ARTICLE | doi:10.20944/preprints202110.0039.v1
Subject: Life Sciences, Cell & Developmental Biology Keywords: zebrafish; lateral line; neuromast; hair cell; ototoxicity; toxicity; regeneration; cell death; neomycin; aminoglycosides
Online: 4 October 2021 (10:27:34 CEST)
Acute chemical ablation of lateral line hair cells is an important tool to understand lateral line-mediated behaviors in free-swimming fish larvae and adults. However, lateral line-mediated behaviors have not been described in fish larvae prior to swim bladder inflation, possibly because single doses of ototoxin do not effectively silence lateral line function at early developmental stages. To determine if ototoxins can effectively silence the lateral line during early development, we repeatedly expose zebrafish larvae to the ototoxin neomycin during a 36-hour period from 3-4 days post-fertilization (dpf).

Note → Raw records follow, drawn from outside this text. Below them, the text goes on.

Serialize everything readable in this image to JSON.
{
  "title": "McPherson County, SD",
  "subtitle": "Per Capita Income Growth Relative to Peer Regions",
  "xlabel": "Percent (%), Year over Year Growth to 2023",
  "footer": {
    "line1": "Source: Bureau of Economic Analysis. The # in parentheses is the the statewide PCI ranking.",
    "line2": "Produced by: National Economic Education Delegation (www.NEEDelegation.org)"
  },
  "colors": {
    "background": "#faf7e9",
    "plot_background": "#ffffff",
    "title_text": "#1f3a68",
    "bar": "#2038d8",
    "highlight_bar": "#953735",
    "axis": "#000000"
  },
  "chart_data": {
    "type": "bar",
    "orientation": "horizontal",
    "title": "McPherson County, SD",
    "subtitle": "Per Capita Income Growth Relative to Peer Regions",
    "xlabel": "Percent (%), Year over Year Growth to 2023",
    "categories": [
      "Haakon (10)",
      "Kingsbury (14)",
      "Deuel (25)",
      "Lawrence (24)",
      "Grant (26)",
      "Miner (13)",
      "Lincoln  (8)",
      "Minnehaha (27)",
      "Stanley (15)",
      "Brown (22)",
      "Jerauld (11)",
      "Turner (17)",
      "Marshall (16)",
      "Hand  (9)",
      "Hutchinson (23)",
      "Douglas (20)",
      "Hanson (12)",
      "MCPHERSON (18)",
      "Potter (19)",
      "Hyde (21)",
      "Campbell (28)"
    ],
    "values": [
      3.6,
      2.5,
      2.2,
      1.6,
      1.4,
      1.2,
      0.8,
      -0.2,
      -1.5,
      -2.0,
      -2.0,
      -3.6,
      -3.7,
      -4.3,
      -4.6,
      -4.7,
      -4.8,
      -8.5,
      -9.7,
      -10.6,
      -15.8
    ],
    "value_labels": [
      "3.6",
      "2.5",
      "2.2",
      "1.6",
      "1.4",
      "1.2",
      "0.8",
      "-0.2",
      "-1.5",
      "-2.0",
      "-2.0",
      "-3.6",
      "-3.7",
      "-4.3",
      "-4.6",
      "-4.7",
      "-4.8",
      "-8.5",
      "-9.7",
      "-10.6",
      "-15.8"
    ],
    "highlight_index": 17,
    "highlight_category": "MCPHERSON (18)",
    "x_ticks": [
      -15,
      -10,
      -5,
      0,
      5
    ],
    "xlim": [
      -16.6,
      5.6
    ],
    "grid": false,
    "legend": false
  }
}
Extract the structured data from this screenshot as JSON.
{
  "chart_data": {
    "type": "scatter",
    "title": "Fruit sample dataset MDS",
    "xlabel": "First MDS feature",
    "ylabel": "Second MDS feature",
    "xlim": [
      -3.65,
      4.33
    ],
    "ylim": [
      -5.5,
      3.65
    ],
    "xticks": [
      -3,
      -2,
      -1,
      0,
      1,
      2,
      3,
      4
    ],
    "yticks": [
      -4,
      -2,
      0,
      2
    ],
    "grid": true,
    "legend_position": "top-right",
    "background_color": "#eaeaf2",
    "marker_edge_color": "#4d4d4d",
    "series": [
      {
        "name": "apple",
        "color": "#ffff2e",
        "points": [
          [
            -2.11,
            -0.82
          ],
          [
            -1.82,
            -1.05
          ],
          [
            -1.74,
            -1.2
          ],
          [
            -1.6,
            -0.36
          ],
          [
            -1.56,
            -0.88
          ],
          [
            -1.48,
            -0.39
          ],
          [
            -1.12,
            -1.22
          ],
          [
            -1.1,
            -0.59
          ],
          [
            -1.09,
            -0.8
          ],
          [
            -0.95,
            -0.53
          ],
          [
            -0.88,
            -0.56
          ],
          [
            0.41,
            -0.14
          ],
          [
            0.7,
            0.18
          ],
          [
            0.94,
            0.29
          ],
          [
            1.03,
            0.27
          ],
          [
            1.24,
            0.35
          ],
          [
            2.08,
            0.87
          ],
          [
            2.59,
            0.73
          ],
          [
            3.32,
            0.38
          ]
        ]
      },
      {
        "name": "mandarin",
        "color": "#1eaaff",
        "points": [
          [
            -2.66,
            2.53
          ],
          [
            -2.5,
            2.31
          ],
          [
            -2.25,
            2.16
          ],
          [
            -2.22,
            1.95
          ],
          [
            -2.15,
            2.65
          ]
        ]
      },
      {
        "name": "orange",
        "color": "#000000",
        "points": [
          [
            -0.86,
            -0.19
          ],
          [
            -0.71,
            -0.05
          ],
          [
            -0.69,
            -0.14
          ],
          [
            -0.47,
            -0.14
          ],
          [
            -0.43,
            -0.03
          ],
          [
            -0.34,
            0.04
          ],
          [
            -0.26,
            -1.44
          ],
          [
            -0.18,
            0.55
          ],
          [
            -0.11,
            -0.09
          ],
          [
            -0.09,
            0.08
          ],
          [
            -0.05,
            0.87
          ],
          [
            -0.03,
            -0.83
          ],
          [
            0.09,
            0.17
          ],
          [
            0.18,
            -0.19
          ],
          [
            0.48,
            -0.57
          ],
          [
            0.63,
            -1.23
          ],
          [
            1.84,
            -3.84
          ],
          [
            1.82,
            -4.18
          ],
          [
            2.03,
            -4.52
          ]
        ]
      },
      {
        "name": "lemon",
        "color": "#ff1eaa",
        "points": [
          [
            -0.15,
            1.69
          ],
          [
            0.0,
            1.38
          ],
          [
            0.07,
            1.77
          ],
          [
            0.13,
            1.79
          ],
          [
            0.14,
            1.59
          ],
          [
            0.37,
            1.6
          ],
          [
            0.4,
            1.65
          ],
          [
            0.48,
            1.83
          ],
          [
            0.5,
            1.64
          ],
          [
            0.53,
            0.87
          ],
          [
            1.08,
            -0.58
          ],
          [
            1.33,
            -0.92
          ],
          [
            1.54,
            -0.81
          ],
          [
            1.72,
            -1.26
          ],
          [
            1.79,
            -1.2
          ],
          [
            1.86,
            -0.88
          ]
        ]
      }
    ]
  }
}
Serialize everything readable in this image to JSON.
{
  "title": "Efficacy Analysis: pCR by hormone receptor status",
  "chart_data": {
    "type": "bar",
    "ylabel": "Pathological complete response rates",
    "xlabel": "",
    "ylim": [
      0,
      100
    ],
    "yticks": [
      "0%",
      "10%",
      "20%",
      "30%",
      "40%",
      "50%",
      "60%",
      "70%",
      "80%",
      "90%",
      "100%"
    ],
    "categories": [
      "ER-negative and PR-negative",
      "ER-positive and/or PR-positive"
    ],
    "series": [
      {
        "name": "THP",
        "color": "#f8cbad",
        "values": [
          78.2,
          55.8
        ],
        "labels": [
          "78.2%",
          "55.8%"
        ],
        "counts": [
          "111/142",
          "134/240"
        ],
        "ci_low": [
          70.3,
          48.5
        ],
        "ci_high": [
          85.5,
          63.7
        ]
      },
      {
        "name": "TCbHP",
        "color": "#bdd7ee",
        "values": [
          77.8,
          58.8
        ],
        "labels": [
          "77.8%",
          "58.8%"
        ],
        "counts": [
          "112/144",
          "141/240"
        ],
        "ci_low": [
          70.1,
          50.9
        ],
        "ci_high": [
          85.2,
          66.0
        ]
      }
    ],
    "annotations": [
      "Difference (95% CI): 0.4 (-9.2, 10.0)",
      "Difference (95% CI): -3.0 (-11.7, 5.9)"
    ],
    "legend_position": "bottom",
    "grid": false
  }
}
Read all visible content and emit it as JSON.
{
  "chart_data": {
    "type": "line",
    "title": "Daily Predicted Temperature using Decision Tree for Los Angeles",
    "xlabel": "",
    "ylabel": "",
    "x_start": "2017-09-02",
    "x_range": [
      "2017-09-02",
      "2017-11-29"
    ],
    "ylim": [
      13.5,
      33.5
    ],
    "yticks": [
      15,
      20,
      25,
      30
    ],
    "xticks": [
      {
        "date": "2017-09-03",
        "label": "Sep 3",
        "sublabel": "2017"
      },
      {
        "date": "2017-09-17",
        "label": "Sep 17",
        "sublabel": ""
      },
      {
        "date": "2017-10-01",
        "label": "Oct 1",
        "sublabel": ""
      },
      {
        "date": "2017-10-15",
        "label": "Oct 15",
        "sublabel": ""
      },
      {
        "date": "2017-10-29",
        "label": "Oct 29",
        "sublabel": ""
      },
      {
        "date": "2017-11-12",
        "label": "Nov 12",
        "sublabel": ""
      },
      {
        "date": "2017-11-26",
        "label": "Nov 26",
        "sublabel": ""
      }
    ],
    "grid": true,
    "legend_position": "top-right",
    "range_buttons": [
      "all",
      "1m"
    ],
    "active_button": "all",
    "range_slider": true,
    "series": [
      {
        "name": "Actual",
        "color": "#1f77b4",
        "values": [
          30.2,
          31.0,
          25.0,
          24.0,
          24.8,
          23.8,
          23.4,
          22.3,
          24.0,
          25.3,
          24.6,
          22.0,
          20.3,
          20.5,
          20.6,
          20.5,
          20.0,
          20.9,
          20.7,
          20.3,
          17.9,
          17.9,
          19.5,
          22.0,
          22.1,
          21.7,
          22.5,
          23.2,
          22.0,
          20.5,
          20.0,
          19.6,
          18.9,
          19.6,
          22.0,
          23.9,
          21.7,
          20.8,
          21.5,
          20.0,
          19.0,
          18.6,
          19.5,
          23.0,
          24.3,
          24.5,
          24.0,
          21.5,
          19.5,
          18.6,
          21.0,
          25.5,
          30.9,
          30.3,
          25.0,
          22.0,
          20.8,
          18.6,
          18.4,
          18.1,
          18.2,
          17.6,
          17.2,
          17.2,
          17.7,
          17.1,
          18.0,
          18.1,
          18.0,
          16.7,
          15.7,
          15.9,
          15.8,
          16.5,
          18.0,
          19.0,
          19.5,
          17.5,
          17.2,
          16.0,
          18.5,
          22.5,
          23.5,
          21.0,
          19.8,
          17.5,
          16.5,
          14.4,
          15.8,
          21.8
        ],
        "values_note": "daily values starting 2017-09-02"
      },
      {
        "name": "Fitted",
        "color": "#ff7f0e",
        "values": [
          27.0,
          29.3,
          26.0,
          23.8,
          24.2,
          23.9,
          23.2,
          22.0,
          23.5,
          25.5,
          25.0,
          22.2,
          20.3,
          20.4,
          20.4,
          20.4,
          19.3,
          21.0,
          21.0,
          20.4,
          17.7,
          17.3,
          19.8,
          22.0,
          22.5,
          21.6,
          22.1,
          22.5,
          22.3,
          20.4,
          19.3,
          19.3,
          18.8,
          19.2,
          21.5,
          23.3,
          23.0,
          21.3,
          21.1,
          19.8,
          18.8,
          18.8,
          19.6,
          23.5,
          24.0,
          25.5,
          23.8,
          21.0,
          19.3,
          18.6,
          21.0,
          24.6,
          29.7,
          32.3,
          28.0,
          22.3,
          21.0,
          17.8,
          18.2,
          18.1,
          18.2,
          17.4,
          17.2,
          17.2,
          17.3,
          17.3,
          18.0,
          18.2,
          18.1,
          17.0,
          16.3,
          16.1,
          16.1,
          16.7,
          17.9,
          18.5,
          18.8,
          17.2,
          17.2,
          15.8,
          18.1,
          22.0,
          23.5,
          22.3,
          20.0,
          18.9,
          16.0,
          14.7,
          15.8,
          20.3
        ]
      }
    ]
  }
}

We use simultaneous transgenic and vital dye labeling of hair cells to compare 6- hour and 12-hour repeated treatment timelines and neomycin concentrations between 0–400 µM in terms of larval survival, hair cell death, regeneration, and functional recovery. Following exposure to neomycin, we find that the emergence of newly functional hair cells outpaces cellular regeneration, likely due to the maturation of ototoxin-resistant hair cells that survive treatment. Furthermore, hair cells of 4 dpf larvae exhibit faster recovery compared to 3 dpf larvae. Our data suggest that the rapid functional maturation of ototoxin-resistant hair cells limits the effectiveness of chemical-based methods to disrupt lateral line function. Furthermore, we show that repeated neomycin treatments can continually ablate lateral line hair cells between 3–4 dpf in larval zebrafish.